My advice, try a different network switch / hub.  Read on to find out why.

Trying to do the poor man's Norton Ghost at a local school for a
WinXP lab (using dd over ssh), I had some stupid issues.  The NIC in
question was an onboard SiS 900.  Here's what I had using various
live-cd distros:

winxp (installed) - i got an IP address
knoppix and DSL (both debian) - I got an IP address
System Rescue CD (gentoo) - no address
g4u and obsd live cd (obsd) - no address
(never did try fbsd, but obsd is fairly close)

When I moved a sample PC closer to the DHCP server, every distro above
got an address.

The lab has an older d-link 24 port switch.  There are 4 switches
total between the lab and the dhcp server.

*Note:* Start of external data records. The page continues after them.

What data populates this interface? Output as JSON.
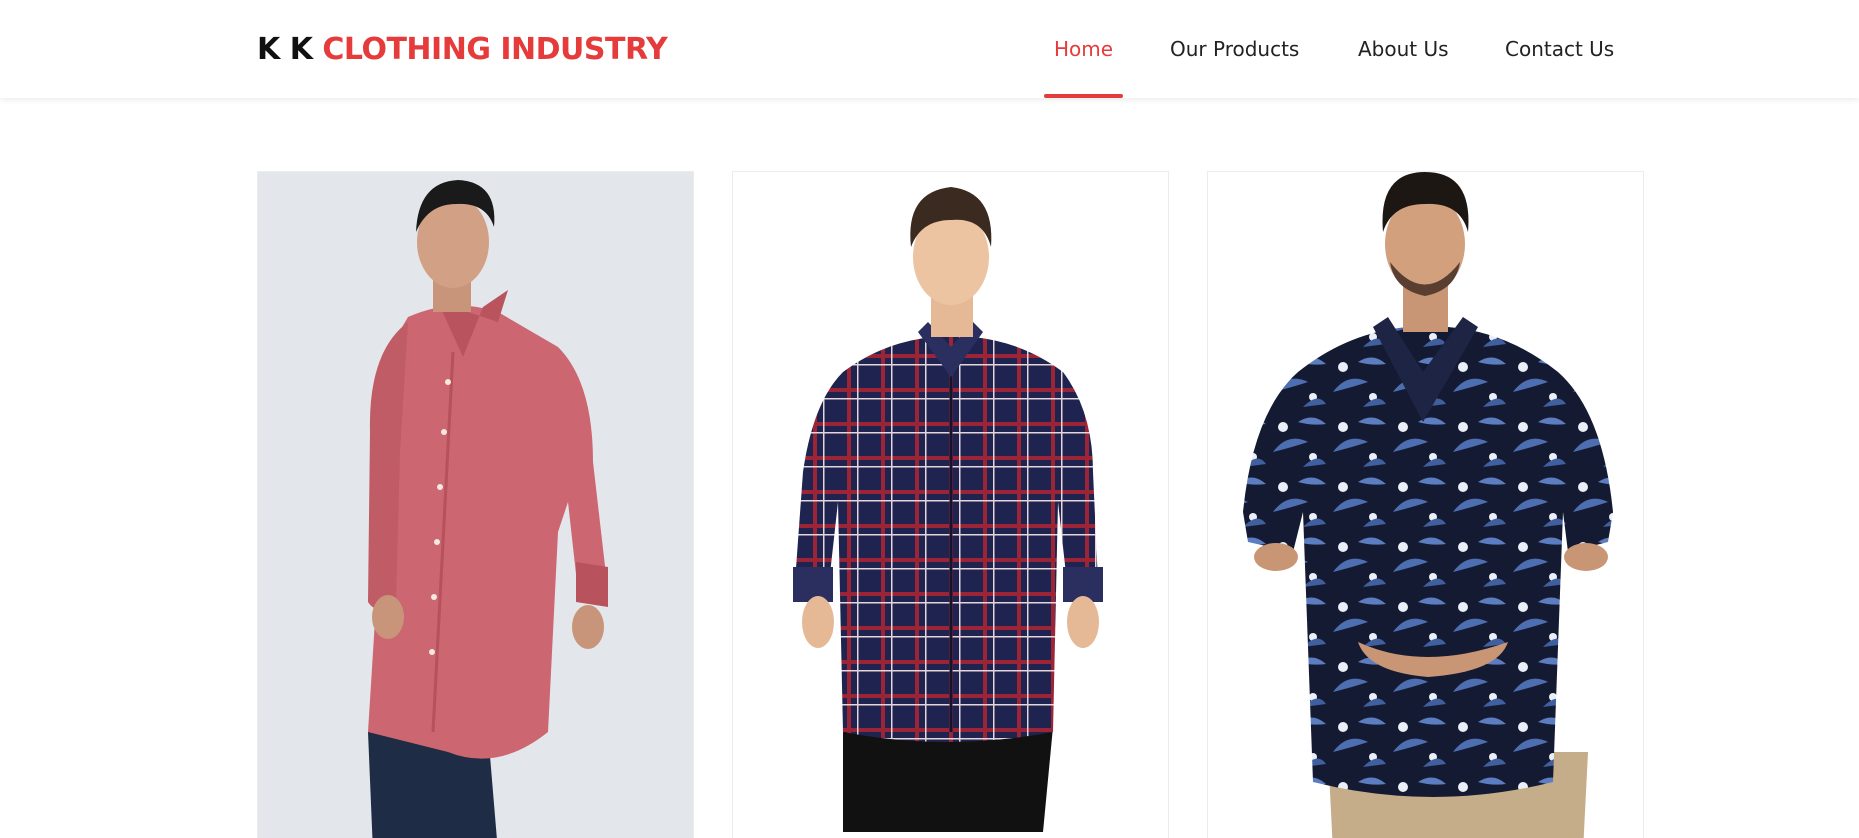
{
  "brand": {
    "prefix": "K K",
    "name": "CLOTHING INDUSTRY"
  },
  "nav": {
    "items": [
      {
        "label": "Home",
        "active": true
      },
      {
        "label": "Our Products",
        "active": false
      },
      {
        "label": "About Us",
        "active": false
      },
      {
        "label": "Contact Us",
        "active": false
      }
    ]
  },
  "colors": {
    "accent": "#e63b3b",
    "text": "#222222"
  },
  "products": [
    {
      "image": "model-in-pink-dotted-shirt",
      "background": "#e3e6ea"
    },
    {
      "image": "model-in-navy-red-checked-shirt",
      "background": "#ffffff"
    },
    {
      "image": "model-in-navy-floral-print-shirt",
      "background": "#ffffff"
    }
  ]
}
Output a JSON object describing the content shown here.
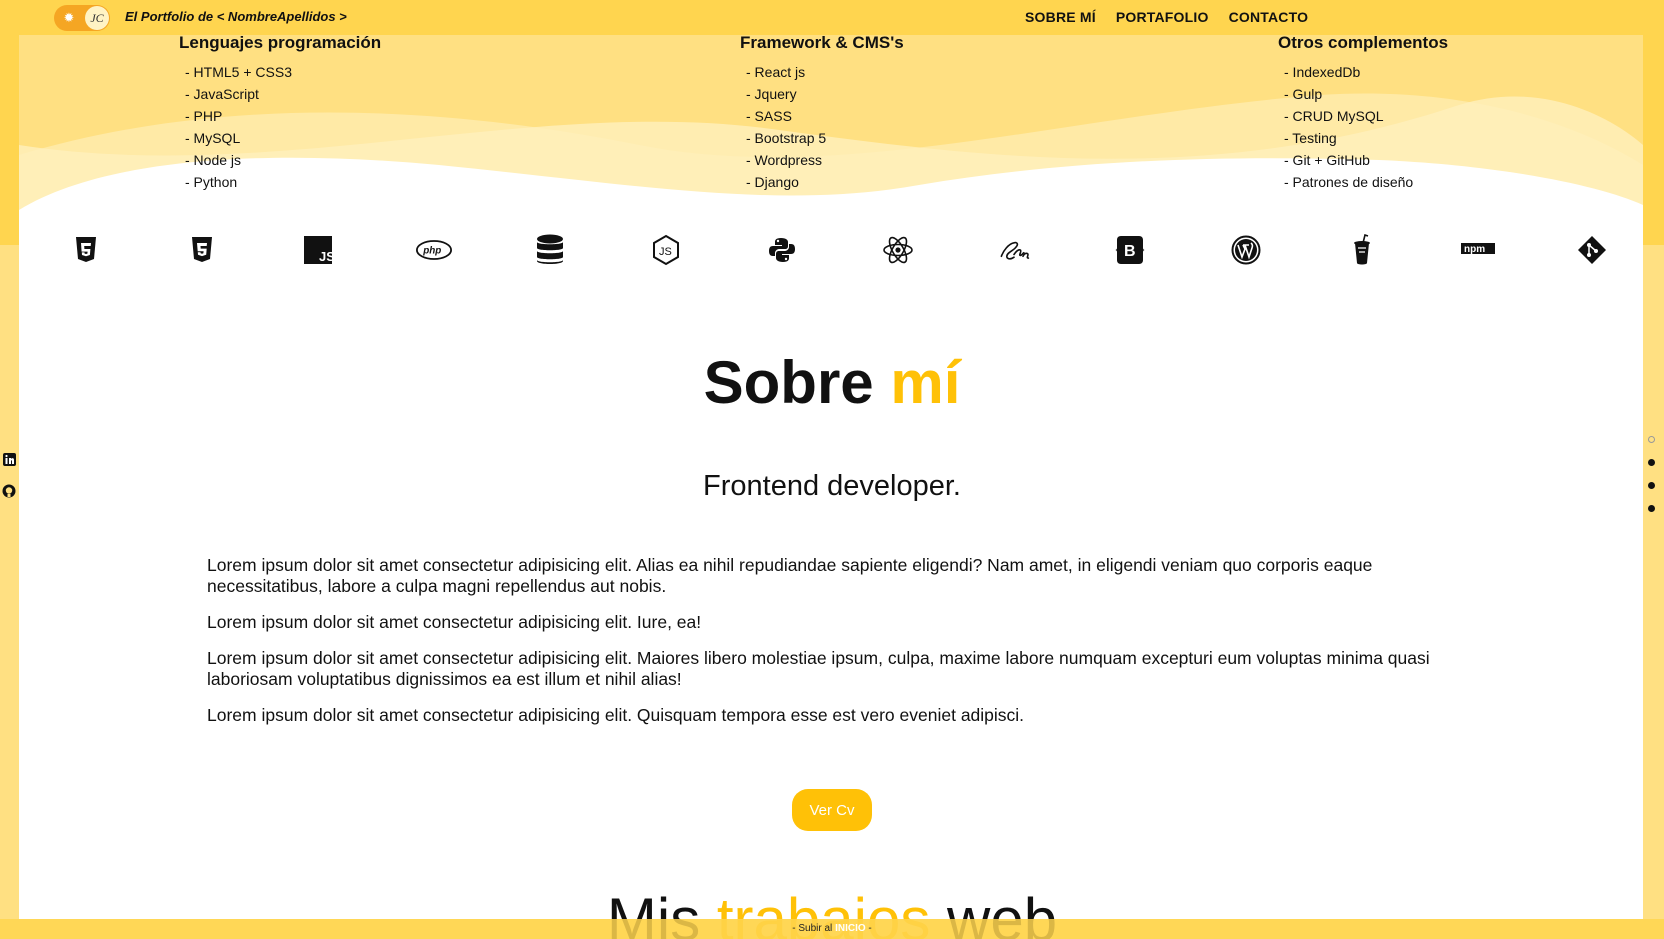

When I moved the PC, it was then connected to a netgear 5-port 100mb
switch, still about 4 switches away from the dhcp server.

I tried setting an address with ifconfig for each of the failing
distros, with no success.  I vaguely remember getting some weird
issues reagarding the PHY in obsd...

I have no idea what the cause is (just discovered this last week), but
am strongly suspicious of the d-link switch.  I'm going to replace it
(assuming funds are available) soon.

Just thought I'd pass it on, in case it helps.